La haute disponibilité, c'est un nœud ou trois. Aucun plan ne propose deux nœuds. Un nœud, c'est une instance seule ; trois, c'est un primaire avec deux réplicas et une bascule automatique — la plus petite forme qui conserve une majorité quand un nœud disparaît, ce qui fait de la bascule une décision et non un pari.
Le stockage ne fait que grandir. Vous pourrez l'augmenter plus tard ; vous ne pourrez pas le réduire. Partez donc de là où vous pensez être dans quelques mois plutôt que de là où vous êtes aujourd'hui : sous-dimensionner se corrige à peu de frais, surdimensionner non.

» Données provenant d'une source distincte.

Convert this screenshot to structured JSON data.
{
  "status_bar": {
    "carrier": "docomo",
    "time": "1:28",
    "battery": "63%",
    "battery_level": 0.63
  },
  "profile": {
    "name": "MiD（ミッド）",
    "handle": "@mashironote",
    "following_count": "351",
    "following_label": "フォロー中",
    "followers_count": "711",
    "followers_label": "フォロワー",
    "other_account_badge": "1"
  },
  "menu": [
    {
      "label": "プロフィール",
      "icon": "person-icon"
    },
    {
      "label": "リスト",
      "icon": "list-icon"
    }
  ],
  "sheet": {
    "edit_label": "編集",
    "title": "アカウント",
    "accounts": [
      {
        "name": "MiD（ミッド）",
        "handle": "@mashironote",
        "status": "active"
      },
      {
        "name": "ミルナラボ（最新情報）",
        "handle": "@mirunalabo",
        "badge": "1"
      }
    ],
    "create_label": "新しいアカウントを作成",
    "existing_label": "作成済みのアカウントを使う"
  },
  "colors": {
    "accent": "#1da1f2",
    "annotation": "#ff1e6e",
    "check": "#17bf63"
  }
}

Puis les deux nombres. L'assistant affiche une estimation, calculée dans votre navigateur comme
prix de base × nœuds + prix par Gio × stockage, dans la devise du plan. Le montant réellement facturé
est produit par la facturation au moment de la création, dans la devise de votre équipe, et c'est
celui-là qu'affiche la liste. Si les deux diffèrent, c'est la liste qui a raison.

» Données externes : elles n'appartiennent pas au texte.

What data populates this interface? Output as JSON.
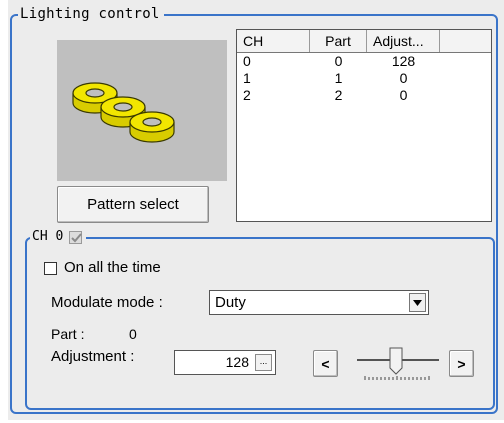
{
  "lighting_control": {
    "title": "Lighting control",
    "pattern_button_label": "Pattern select",
    "table": {
      "columns": [
        "CH",
        "Part",
        "Adjust..."
      ],
      "rows": [
        {
          "ch": "0",
          "part": "0",
          "adjust": "128"
        },
        {
          "ch": "1",
          "part": "1",
          "adjust": "0"
        },
        {
          "ch": "2",
          "part": "2",
          "adjust": "0"
        }
      ]
    }
  },
  "channel": {
    "title": "CH 0",
    "enabled": true,
    "on_all_time_label": "On all the time",
    "on_all_time_checked": false,
    "modulate_mode_label": "Modulate mode :",
    "modulate_mode_value": "Duty",
    "part_label": "Part :",
    "part_value": "0",
    "adjustment_label": "Adjustment :",
    "adjustment_value": "128",
    "dots_label": "...",
    "decrement_label": "<",
    "increment_label": ">"
  },
  "colors": {
    "group_border": "#3a74c9",
    "panel_bg": "#ececec",
    "pattern_bg": "#bfbfbf",
    "ring_yellow": "#f2e600"
  },
  "icons": [
    "ring-pattern-icon",
    "dropdown-arrow-icon",
    "checkmark-icon"
  ]
}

L'argent est aussi la première chose vérifiée. Avant que quoi que ce soit ne soit créé, la plateforme demande à la facturation si vous pouvez assumer le nouveau coût mensuel. Un compte suspendu est refusé d'emblée ; un solde insuffisant est refusé avec le montant qui manque. Et si la facturation elle-même est injoignable, la création est refusée plutôt que laissée passer — c'est le bon sens du refus quand l'autre option serait d'offrir une base que personne ne paie.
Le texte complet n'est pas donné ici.